The state has wonderful legislation and guidelines to lead us to a cleaner, greener energy future. In fact, the world sees California as a leader in green energy because of these far-sighted policies. The reality on the ground is quite different. A recent quote by Commissioner John Geesman of the California Energy Commission sums it up: “There’s an ongoing schizophrenia in state energy policy between what we say we want to do and what we actually allow to happen.” Commissioner Geesman has a clear picture of the current situation.

A local lesson has been that private parties may not be the best candidates to design and implement energy plans. Sempra Energy, SDG&E’s parent company, settled a class-action lawsuit over natural gas pricing abuses during the 2000-01 energy “crisis” for $580 million in early 2006. Sempra was also fined $70 million in 2006 for breaching the terms of its long-term power supply contract with the state that evolved out the crisis. In the same proceeding, Sempra was admonished to stop artificially congesting San Diego area transmission lines. Not surprisingly, “relief of transmission congestion” has been one of SDG&E’s mantras in promoting the need for what could be the biggest energy infrastructure project in San Diego’s history, the 500 kV Sunrise Powerlink transmission line.

The state returned to SDG&E the responsibility to chart San Diego’s long-term energy strategy in 2003 after a brief and eventful “let the market decide” interlude. Sempra has bet its financial future on remote natural gas-fired power plants, associated transmission infrastructure, and liquefied natural gas imports. It is not realistic to expect that any energy plan developed by SDG&E will challenge the strategic objectives of its parent Sempra. It is realistic to assume that any plan developed by SDG&E will compliment the objectives of the parent company.

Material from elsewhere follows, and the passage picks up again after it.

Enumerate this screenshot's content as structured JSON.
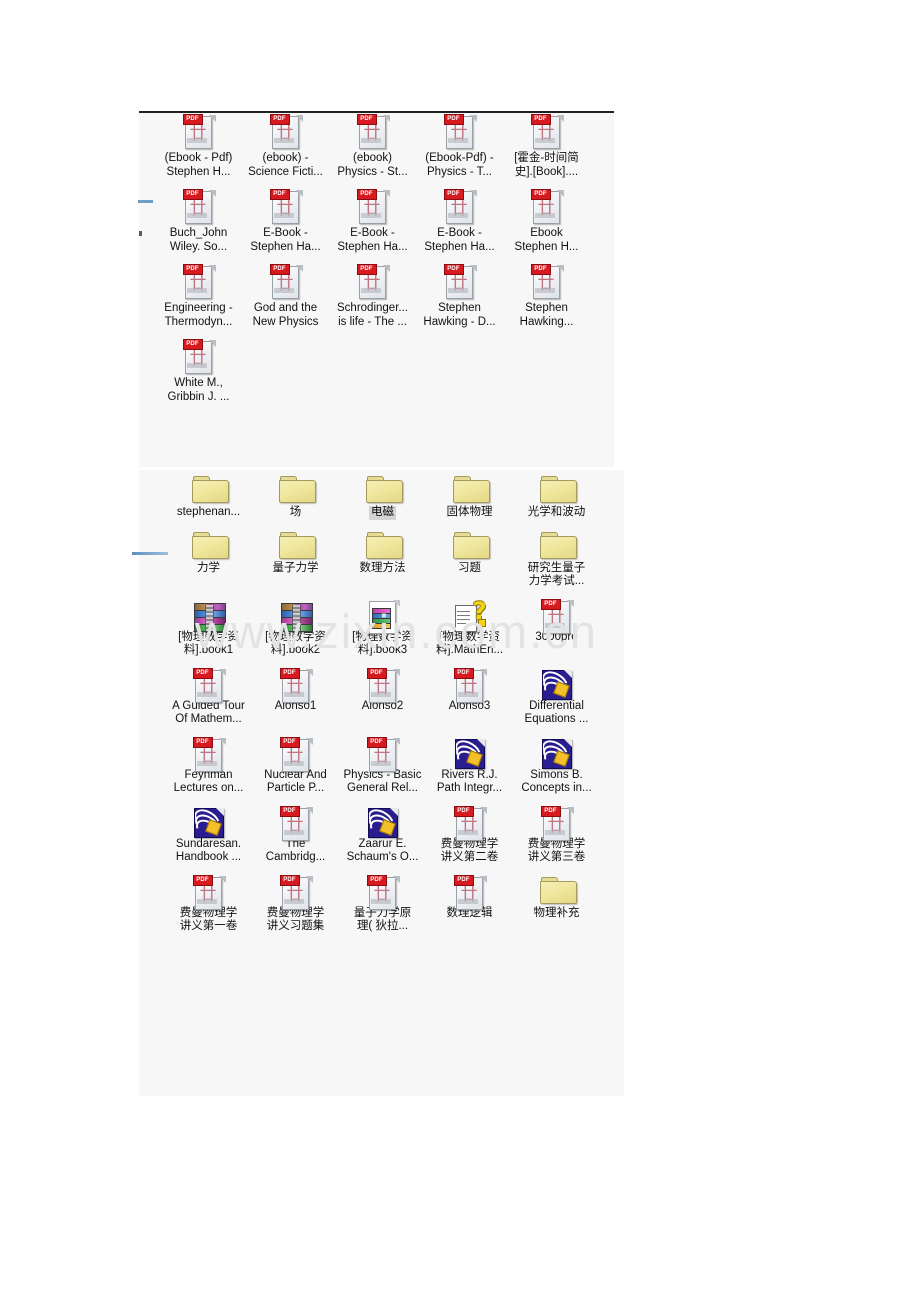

The two main urban centers in California do not have this problem. Los Angeles is supplied by its own public utility, the Los Angeles Department of Water and Power (LADWP). “Public utility” means it is under at least the nominal control of the city administration. Public officials in Los Angeles, aware of the overwhelming public support for renewable energy, have committed LADWP to achieving 35 percent renewable energy by 2020, far above the current state mandate of 20 percent for investor-owned utilities like SDG&E. San Francisco has formed its own public power generation entity and has established a renewable energy target of 51 percent by 2017. In contrast, SDG&E/Sempra lobbied successfully to kill legislation earlier this year that would have raised the renewable energy mandate to 33 percent by 2020 for investor-owned utilities.

The people of San Diego need to have a stronger role in determining our energy future. California law allows cities to take responsibility for energy generation through the “community choice aggregation” legislation passed in 2002. This is the basis for the ambitious San Francisco energy program. Community choice aggregation would provide an excellent vehicle for adapting our energy generation mix to the unique advantages and challenges of the San Diego area. It would also place maximum emphasis where the state says it should be — greenhouse gas reduction and local power generation. The alternative is an energy future dominated by “ongoing schizophrenia.”